Die Menge schäumte. Alle waren wütend. Susan stieß den Linienrichter von seinem Stuhl.
«Wächter, entfernen Sie Mrs. Reilly vom Platz. Dieses Match ist vorbei, meine Damen und Herren. Carmen Semana gewinnt durch Abbruch.» Miranda Mexata hatte schon miterlebt, wie beim US Open aus Funktionären Hackfleisch gemacht wurde. Hier konnten die Veranstalter ihre Autorität nicht untergraben. Die Situation war klar. Keine Spielerin ist größer als das Spiel selbst. Susan Reilly hatte einen abscheulichen Verstoß gegen den Linienrichter, ihre Gegnerin, das Publikum und den Tennissport selbst verübt. Aus!
Vier Wächter waren notwendig, um Susan Reilly vom Platz zu schaffen. Einer der Veranstalter tauchte wunderbarerweise am Fuß von Mirandas Hochsitz auf. Sie beugte sich hinunter und sagte ihm, er solle seinen Scheiß wegpacken. Auf gar keinen Fall würde dieses Spiel fortgesetzt, sobald sich Susan gefangen hätte. Verdammt, man müsse sie mit Thorazin vollpumpen. Trotz seiner Panik wußte der Veranstalter doch, daß er Miranda Mexata den Rücken stärken mußte.

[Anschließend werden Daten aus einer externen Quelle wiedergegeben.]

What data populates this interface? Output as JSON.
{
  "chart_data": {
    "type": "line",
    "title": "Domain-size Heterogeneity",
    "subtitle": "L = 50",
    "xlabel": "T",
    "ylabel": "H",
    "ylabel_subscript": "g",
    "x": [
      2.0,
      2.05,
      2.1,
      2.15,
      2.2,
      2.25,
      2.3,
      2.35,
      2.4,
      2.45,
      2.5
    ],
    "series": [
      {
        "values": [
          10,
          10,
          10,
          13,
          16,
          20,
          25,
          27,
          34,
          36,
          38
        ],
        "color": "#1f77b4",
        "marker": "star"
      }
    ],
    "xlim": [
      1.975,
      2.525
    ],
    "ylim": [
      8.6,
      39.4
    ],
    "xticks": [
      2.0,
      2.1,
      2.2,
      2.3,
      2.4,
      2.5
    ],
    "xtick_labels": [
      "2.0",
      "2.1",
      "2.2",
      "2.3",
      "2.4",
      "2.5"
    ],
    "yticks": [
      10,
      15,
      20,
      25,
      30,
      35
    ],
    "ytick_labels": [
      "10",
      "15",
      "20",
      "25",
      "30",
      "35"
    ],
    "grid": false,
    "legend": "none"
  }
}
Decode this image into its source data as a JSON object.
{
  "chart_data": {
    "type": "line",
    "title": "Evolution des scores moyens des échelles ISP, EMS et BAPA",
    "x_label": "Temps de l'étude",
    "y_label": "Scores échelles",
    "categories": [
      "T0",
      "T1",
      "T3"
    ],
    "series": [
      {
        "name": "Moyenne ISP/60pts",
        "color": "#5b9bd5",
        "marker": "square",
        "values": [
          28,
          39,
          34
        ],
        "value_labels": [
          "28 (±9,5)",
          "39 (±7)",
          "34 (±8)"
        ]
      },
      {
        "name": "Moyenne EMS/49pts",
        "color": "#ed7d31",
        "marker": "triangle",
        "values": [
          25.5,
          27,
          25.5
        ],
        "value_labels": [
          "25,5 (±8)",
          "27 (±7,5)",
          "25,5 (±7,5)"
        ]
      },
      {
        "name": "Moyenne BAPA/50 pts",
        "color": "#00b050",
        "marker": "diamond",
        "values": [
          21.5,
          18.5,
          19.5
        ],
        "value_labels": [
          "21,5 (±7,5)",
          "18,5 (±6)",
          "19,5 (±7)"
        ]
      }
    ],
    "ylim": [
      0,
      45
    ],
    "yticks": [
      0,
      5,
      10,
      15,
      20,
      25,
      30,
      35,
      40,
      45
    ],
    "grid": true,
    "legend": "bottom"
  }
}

Am nächsten Tag zogen die Journalisten eine Orgie der Empörung über Susans Attacke ab. Merkwürdigerweise hielt sich Martin Kuzirian bedeckt.
Also hatte Carmen das US Open gewonnen. Eine Wolke hing über diesem Sieg, und dafür würde sie Susan bis an ihr Lebensende verfluchen ... aber sie hatte es gewonnen. Ein Turnier lag noch vor ihr. Nur eines.